Foi preso e julgado.

O que mais assusta é a convicção com que defende suas ideias extremistas e radicais. Sua missão seria punir a elite, os liberais, os comunistas, livrar a Europa do Islã e proteger os direitos dos europeus. Ele pertenceria a uma organização de extrema direita chamada “Os Cavaleiros Templários” e é o autor de um manifesto de 1.500 páginas, onde defende sua posição ultranacionalista, homofóbica, anti-feminista e a favor da eugenia, defendida pelo nazismo. E diz claramente no tribunal que faria tudo de novo, o ataque e a matança, se pudesse.

O filme tem uma duração de 143 minutos mas não cansa o espectador porque, em suas diferentes fases, ou seja, a preparação do atentado, o ato terrorista, o tribunal, seguir a família de Viljar, um garoto que sobreviveu a duras penas, acompanhar o advogado de defesa e as famílias das vítimas, tudo interessa e nos envolve.

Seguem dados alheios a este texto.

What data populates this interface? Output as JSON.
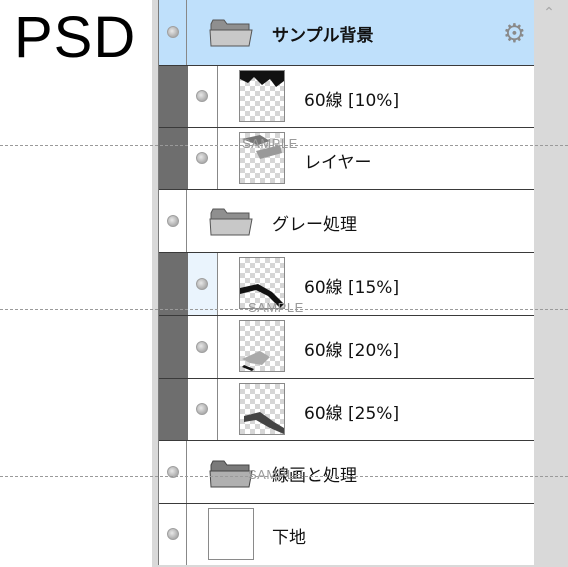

O diretor tem no currículo filmes intensos como a trilogia Bourne e filmes baseados em fatos reais como “Voo United 93” e “Capitão Phillips”, com o ótimo Tom Hanks.

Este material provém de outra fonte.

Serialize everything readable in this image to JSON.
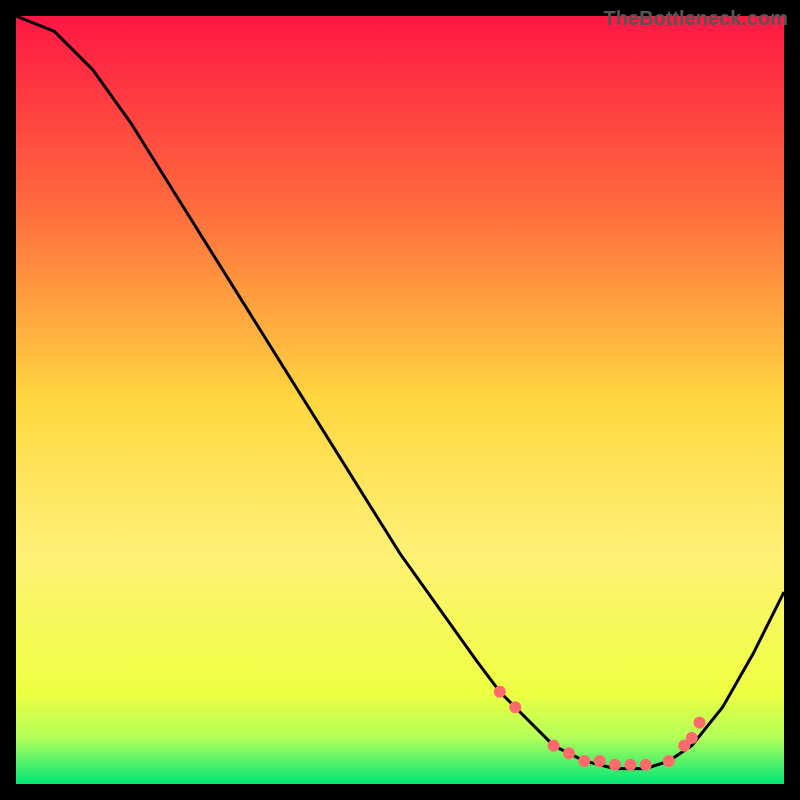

Mais que tudo, é um filme necessário, produção original da Netflix, que vem ajudar espectadores brasileiros a refletir sobre o radicalismo, o extremismo e a intolerância com o diferente, que estão assustadoramente presentes nas eleições atuais, algo jamais visto por aqui.

Os Invisíveis

“Os Invisíveis”- “Die unsichbaten”, Alemanha, 2017

Direção: Claus Rafle

Em outubro de 1941, em meio à Segunda Guerra, começou na Alemanha a deportação de judeus para os campos de concentração. Todos haviam recebido uma comunicação do governo nazista para que declarassem seus bens sob pena de prisão.

Esse documentário do diretor Claus Rafle vai contar uma história, pouco conhecida, sobre os judeus alemães de Berlim que se recusaram a obedecer essas ordens. Foram 7.000 os que fizeram a opção de ficar “invisíveis” ou seja, não usavam a estrela amarela obrigatória e tinham papéis falsificados.

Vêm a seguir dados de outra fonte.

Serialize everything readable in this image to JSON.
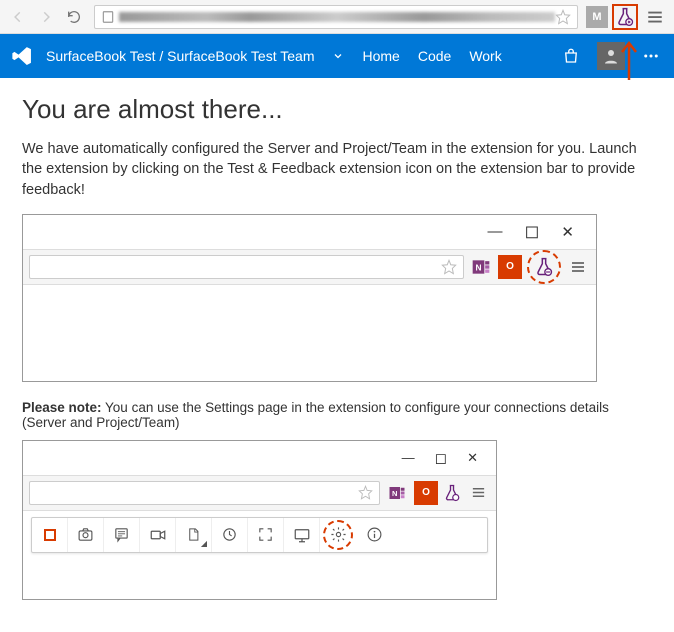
{
  "chrome": {
    "extension_m": "M",
    "address": "(obscured URL)"
  },
  "blueBar": {
    "teamPath": "SurfaceBook Test / SurfaceBook Test Team",
    "nav": {
      "home": "Home",
      "code": "Code",
      "work": "Work"
    }
  },
  "page": {
    "heading": "You are almost there...",
    "intro": "We have automatically configured the Server and Project/Team in the extension for you. Launch the extension by clicking on the Test & Feedback extension icon on the extension bar to provide feedback!",
    "noteLabel": "Please note:",
    "noteBody": " You can use the Settings page in the extension to configure your connections details (Server and Project/Team)"
  },
  "mock": {
    "officeLabel": "O",
    "minimize": "—",
    "maximize": "◻",
    "close": "✕"
  }
}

No docudrama, entrevistas com quatro desses judeus que viveram clandestinamente em Berlim, alternam-se com a encenação do que eles contam, com atores e cenários que recriam a época. Há também cenas de jornais filmados com registros da guerra e da vida na cidade, muito bem editadas com o resto do material.

Assim, Cioma Schonhaus (interpretado por Max Mauff), de 20 anos, não acompanha seus pais na deportação. Muito habilidoso, formado no Liceu de Arte, consegue falsificar passaportes com perfeição, tendo salvado muitos que precisavam de novos documentos.

Ruth Gumpei (Ruby O. Fee) é a segunda a dar seu testemunho:

“- Quanto mais pioravam as leis contra os judeus, mais tínhamos o desejo de nos esconder.”

E muitos foram ajudados a entrar na ilegalidade por famílias alemãs que os abrigavam. Por várias razões, inclusive porque não aprovavam a política de Hitler.

Foi o que aconteceu com Eugen Fried (Aaron Altaras) de 16 anos, que tinha a mãe casada com um alemão. Seu padrasto o ajuda a conseguir abrigo com famílias comunistas.

Hanni Levy (Alice Dwyer) tinha 17 anos e teve que mudar a cor dos cabelos e o seu nome e foi ajudada por uma amiga católica de sua mãe.

A verdade é que todos os “invisíveis” viviam um dia de cada vez porque não sabiam o que aconteceria no amanhã. A maioria passava fome e estava assustada. Inclusive pelo perigo de ser reconhecido pelos judeus que trabalhavam para a Gestapo, denunciando os outros e acreditando na falsa promessa de que seriam poupados da deportação.

Cerca de 1.500 dos 7.000 “invisíveis” sobreviveram em Berlim até o fim da guerra. Muitos dos que os ajudaram foram agraciados com o título de “Justos entre as Nações” pelo Yad Vashem.

O docudrama de Claus Rafle é oportuno em tempos nos quais vemos crescer a intolerância e os regimes autoritários. É nosso dever fazer a juventude saber o que aconteceu para que isso nunca mais se repita.